Cuban Artist Tania Bruguera has opened, today 1 October the third presentation of the highly ambitious Tate Exchange programme alongside this year’s Hyundai Commission, also created by the artist. Her large-scale installation reveals a series of clever ploys in an ever-changing surface which reacts to the body by leaving a shadow impression where it comes into contact of the figure.
Bruguera wants to break down our emotional barriers to combat apathy
In the visual tradition of the French artist Yves Klein, the artist and activist has created this work in response to the crisis in migration. Bruguera has focused on the status of the neighbour and what it means to act and interact locally. She invites visitors to take part in symbolic actions in the Turbine Hall, from revealing a portrait of a person’s face hidden beneath a heat-sensitive floor, to crying under the influence of an organic compound.
She has also worked with Tate Modern’s neighbours to create direct action: institutional changes that include renaming part of the museum itself. This project is the fourth annual Hyundai Commission, a series of site-specific works created for the Turbine Hall by renowned international artists, as part of the partnership between Tate and Hyundai Motor.
The work’s title is an ever-increasing figure – the number of people who migrated from one country to another last year added to the number of migrant deaths recorded so far this year – to indicate the sheer scale of mass migration and the risks involved. Rather than being printed on posters or labels, this changing numeric title is stamped directly on visitors’ hands. While such statistics can feel anonymous and overwhelming, Bruguera aims to counterbalance them by focusing on the acts of individuals.
She has brought together a group of 21 people who live or work in the same postcode as Tate Modern to explore how the museum can learn from and adapt to its local community beyond the duration of the commission. As one of their first actions, Tate Modern’s north building, the Boiler House, has been renamed in honour of local activist Natalie Bell, chosen for her positive contribution to the lives of others in SE1. The renaming, which will be in effect for one year, recognises the value of community work for society. This idea is explored further in a manifesto written by the neighbours proposing a culture of connection and mutual commitment, which automatically appears to visitors as they sign-in to the gallery’s free WiFi.
Visitors will encounter further surreptitious disruption within the Turbine Hall. Low-frequency sound, made in collaboration with sound artist and founder of Hyperdub records Steve Goodman (known as Kode9), charges the space with unsettling energy and a sense that something is changing. The hall is also covered in a seemingly everyday black floor, beneath which is hidden an enormous image chosen by Natalie Bell. It depicts the face of a young man who left Syria in 2011 and found emotional and practical support through SE1 United, a local charity that Bell helps to run. Bruguera sees this image as a ‘horizontal mural’, so large it can only be read from a distance but hidden so it can just be made visible by those within touching distance. Visitors can try to reveal this giant portrait through collective action with their immediate neighbours in the hall, touching the heat-sensitive material on the floor to expose the image beneath.
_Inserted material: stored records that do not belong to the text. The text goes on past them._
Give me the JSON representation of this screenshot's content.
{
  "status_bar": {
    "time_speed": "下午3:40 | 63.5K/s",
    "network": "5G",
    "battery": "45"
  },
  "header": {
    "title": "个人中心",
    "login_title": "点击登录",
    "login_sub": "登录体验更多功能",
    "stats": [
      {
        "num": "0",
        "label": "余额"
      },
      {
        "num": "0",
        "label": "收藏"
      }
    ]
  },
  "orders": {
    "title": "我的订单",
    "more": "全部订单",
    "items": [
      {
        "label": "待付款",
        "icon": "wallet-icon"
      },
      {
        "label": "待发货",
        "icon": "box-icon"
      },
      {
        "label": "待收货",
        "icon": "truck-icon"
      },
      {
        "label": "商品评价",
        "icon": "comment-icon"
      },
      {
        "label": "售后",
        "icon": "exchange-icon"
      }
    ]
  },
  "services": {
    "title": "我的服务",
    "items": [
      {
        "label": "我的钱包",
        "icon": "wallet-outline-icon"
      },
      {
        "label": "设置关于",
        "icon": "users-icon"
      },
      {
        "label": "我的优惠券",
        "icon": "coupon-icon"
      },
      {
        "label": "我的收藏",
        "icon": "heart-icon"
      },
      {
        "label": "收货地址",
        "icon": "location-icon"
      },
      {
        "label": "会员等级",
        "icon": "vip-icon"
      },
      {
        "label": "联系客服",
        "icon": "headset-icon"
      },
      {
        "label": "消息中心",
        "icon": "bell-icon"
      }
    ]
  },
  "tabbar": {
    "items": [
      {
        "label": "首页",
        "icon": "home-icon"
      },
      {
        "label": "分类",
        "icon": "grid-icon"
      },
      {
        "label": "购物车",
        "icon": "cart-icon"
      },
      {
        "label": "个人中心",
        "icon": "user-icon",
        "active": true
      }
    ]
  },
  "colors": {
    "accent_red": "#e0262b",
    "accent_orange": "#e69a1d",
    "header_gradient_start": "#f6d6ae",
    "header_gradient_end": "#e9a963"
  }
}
In an age when the 24-hour news cycle presents migration as a never-ending crisis beyond our control, Bruguera also wants to break down our emotional barriers to combat apathy. While the Turbine Hall provides a place to explore the power of collective action, an adjoining room offers a very different experience. A contained organic compound is released into this space to induce tears and provoke what the artist describes as ‘forced empathy’: a physical reaction through which she hopes to trigger a shared emotional response.
Hyundai Commission: Tania Bruguera is curated by Catherine Wood, Senior Curator of International Art (Performance) and Isabella Maidment, Assistant Curator of PerformanceThe artist has also helped to shape the programme of events and activities in this dedicated space on level 5 of Tate Modern’s Blavatnik Building. Bruguera is renowned for creating art that addresses major political issues, often looking at institutional power, borders and migration. For Tate Exchange, her work will address what it means to be a neighbour and how to create change where you live.
Tania Bruguera was born in Havana, Cuba in 1968 and currently lives and works in Havana and New York. She studied at Escuela de Arte San Alejandro and the Instituto Superior de Arte in Havana and the School of the Art Institute of Chicago. She has orchestrated large-scale projects around the world, including Cátedra Arte de Conducta in Havana and Immigrant Movement International in New York and has taken part in the Havana Biennial, São Paulo Biennial, Venice Biennale, Documenta; Istanbul Biennial, Shanghai Biennial and Gwangju Biennial. Solo exhibitions of her work have been staged at the Museo Nacional de Bellas Artes in Havana, Neuberger Museum of Art in New York, Van Abbemuseum in Eindhoven; Centre Pompidou in Paris; Yerba Buena Center for the Arts in San Francisco, and MoMA, New York.
Tate Exchange examines art and its importance to society with public and external organisations, tackling subjects such as migration, homelessness, mental health and identity. Tate Exchange’s Associates include charities, universities and healthcare trusts as well as smaller organisations from a wide range of disciplines involving, among others, architects, writers, health professionals and musicians. Admission is free.